Elle avait pensé que cette robe blanche ornée de minuscules fleurs bleues s'accorderait parfaitement avec le décor. Elle ne s'était pas trompée sur ce point. En revanche, cette tenue n'était pas compatible avec le fait d'arracher trois tonnes d'orties pour en faire de l'engrais.

Cela faisait à présent plus d'une heure qu'elle s'adonnait à cette tâche et, malgré ses bottes en plastique et ses gants, elle souffrait d'horribles démangeaisons, faute d'avoir trébuché sur une racine et de s'être étalée comme une abrutie dans le champ d'orties.

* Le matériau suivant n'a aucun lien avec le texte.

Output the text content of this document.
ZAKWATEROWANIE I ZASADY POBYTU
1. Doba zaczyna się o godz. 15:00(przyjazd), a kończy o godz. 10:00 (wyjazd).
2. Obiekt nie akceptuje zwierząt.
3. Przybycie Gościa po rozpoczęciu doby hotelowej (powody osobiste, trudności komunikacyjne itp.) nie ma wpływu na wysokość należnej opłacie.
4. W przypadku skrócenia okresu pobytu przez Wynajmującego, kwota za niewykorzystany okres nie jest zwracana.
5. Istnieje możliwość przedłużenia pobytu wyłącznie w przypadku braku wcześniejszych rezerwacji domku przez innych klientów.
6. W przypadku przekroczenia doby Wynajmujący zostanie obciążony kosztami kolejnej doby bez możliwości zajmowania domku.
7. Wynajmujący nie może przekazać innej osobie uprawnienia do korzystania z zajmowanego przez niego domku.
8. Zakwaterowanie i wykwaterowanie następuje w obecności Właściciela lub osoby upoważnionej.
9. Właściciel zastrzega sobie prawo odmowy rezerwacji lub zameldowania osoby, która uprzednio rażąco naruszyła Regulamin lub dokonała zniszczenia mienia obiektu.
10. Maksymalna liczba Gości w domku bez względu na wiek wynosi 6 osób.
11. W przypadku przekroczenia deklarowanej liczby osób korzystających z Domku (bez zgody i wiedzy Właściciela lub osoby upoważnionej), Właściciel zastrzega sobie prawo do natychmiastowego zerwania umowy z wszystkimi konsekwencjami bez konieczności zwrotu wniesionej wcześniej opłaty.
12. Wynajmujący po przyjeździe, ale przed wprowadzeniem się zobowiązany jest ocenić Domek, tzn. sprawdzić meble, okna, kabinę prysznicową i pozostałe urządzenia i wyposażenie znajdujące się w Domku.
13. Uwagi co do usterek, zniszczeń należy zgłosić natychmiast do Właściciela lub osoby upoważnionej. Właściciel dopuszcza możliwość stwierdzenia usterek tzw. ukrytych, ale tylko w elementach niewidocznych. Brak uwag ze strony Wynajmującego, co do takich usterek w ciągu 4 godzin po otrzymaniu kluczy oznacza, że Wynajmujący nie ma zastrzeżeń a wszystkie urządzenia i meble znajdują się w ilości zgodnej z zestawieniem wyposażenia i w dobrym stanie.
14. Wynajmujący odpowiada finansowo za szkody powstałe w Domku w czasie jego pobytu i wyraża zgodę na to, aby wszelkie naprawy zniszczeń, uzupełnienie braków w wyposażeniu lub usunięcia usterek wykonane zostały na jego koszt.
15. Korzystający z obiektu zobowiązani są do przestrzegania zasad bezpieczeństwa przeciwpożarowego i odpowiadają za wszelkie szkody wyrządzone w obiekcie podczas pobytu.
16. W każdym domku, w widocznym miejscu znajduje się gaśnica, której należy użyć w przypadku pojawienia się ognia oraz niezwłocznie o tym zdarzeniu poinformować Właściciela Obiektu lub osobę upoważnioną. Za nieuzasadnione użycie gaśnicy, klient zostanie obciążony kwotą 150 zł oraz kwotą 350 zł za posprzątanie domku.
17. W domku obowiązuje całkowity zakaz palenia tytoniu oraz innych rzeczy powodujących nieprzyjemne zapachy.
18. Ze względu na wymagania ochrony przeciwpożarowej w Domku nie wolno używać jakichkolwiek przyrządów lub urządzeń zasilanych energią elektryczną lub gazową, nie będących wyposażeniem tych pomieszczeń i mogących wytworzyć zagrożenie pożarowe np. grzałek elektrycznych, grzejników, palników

Heureusement elle avait encore figure humaine, car elle avait eu le réflexe de se protéger le visage, mais ses coudes et ses genoux étaient aussi boursouflés que si elle avait été séquestrée dans une ruche.

Comme si cela ne suffisait pas, elle venait de se faire réprimander par sa patronne, Hélène, qui avait accouru lorsque Délia avait poussé un cri tonitruant en atterrissant dans les orties.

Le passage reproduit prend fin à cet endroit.